25/08/2022
Na era do trabalho remoto, tecnologia abre caminhos para a
falta de gentileza
Joyce trabalha no setor de comunicações de uma empresa no
leste da Inglaterra. Ela demorou para identificar que o que acontecia no seu
local de trabalho era bullying.
A maior parte do trabalho na companhia já era feito
remotamente muito antes da pandemia e ela não se sentia atacada por colegas.
"Eu realmente não pensava nisso", afirma Joyce
—cujo sobrenome é omitido por questão de privacidade. "Eu ainda tinha em
mente a ideia tradicional do bullying como alguém me desrespeitando
pessoalmente."
Até que, ao longo do tempo, aumentou a sensação de que a sua
chefe (que tinha pouco tempo de empresa) a estava isolando constantemente e de
formas desconfortáveis. "Era um e-mail em grupo em que eu dizia uma coisa
e ela respondia com outra, ou ela começava a falar sobre mim em uma reunião no
Zoom sem me avisar com antecedência", ela conta.
Isoladamente, muitos daqueles incidentes pareciam pequenos.
Em um dia, a chefe mudava todas as senhas das redes sociais do trabalho e Joyce
não tinha mais acesso às contas. Em outro, Joyce recebia um email a
repreendendo por "resistir" às ideias da chefia.
Os incidentes se acumulavam. E, mesmo depois de trabalhar na
empresa há anos, seis meses foram suficientes para fazer com que Joyce deixasse
de amar o seu trabalho e chegasse ao ponto de querer pedir demissão.
"Foi uma experiência traumática", ela conta.
"Isso me abalou muito e fiquei muito triste."
É claro que o bullying é um problema no ambiente de trabalho
há muito tempo. Ele engloba um amplo espectro de comportamento e é tipicamente
associado ao trabalho presencial.
Um cenário conhecido ocorre quando um chefe dominador
desvaloriza um funcionário em público para humilhá-lo ou quando um grupo sai do
escritório para almoçar juntos, deixando deliberadamente um colega para trás.

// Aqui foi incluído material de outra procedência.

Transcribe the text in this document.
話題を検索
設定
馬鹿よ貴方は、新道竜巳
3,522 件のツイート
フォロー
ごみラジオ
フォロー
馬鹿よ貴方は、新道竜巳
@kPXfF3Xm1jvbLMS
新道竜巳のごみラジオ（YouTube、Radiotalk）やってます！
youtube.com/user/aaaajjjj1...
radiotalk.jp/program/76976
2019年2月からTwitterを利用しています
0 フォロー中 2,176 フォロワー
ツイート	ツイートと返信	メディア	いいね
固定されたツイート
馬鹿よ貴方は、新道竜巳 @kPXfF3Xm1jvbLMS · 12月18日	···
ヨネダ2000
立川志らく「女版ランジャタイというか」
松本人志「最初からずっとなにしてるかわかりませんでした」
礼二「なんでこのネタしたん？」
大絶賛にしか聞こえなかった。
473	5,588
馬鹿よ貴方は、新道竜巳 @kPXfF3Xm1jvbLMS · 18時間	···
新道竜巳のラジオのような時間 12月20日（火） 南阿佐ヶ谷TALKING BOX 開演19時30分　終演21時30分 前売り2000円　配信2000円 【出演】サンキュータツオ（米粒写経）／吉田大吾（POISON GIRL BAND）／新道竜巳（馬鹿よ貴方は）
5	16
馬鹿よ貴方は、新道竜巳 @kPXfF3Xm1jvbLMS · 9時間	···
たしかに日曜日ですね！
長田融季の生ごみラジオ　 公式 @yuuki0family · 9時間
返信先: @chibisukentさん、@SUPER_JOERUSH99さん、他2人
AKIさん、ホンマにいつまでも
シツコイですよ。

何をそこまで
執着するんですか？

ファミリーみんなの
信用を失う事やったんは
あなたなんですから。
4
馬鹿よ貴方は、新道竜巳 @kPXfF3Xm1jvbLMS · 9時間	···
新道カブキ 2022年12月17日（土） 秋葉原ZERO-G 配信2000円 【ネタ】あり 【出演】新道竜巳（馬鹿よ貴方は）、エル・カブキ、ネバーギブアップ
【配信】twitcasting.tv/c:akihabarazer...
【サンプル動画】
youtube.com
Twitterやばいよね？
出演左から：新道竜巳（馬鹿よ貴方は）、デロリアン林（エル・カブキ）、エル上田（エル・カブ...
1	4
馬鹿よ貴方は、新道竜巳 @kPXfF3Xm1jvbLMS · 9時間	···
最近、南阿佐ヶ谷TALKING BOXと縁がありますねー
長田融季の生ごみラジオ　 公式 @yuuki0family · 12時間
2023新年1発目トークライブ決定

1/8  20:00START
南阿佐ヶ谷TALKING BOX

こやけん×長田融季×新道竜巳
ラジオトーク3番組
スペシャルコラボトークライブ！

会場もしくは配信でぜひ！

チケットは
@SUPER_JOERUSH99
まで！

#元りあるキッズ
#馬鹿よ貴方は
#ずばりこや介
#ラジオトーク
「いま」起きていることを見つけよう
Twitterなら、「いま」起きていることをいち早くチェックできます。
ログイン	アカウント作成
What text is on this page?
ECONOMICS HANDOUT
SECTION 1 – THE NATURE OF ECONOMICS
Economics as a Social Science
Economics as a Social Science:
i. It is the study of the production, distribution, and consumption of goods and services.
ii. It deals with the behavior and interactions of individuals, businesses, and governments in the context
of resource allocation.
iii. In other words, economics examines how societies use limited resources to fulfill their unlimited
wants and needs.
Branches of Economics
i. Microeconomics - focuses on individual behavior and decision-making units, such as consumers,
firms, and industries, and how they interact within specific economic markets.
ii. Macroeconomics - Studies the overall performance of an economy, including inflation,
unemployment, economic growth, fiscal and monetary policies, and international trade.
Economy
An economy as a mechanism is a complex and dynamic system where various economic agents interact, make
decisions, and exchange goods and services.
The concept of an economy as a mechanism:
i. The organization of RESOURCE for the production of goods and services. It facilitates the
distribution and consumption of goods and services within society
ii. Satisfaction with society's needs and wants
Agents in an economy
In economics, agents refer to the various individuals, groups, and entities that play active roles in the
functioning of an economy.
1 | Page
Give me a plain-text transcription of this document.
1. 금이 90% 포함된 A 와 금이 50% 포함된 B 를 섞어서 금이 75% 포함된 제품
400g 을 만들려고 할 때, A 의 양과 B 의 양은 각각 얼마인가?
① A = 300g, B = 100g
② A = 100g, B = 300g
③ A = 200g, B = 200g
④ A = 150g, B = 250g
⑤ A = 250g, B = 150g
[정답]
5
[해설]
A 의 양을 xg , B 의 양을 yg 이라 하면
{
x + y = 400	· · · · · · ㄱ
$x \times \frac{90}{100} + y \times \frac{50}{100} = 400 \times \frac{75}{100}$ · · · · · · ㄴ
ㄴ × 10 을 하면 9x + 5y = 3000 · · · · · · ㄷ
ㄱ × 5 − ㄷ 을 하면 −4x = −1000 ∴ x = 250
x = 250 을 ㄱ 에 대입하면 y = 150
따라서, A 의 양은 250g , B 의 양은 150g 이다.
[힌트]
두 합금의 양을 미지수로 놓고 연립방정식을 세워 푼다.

Para alguns funcionários, o trabalho remoto forneceu alívio
e distância da tensão diária de ter que lidar com esses incidentes. Mas ainda
há evidências de que, à medida que as empresas adotam cada vez mais modelos de
trabalho remoto e híbrido, o bullying no ambiente de trabalho não só
permaneceu, mas desenvolveu-se, muitas vezes de formas mais sutis
—especialmente porque a tecnologia abriu novos caminhos para a falta de
gentileza.
Bullying remoto
O bullying remoto não é um fenômeno totalmente novo. Existem
dados que indicam que ele já vinha crescendo antes mesmo da mudança
generalizada para o trabalho remoto.
Um estudo de janeiro de 2020, conduzido pela associação de
recursos humanos CIPD (Chartered Institute of Personnel and Development), com
sede em Londres, demonstrou que 10% dos profissionais relatavam sofrer bullying
por email, telefone ou redes sociais.
"Nós já vínhamos observando casos de bullying
acontecendo fora do ambiente físico de trabalho", afirma Rachel Suff,
consultora de políticas sobre relações do trabalho do CIPD.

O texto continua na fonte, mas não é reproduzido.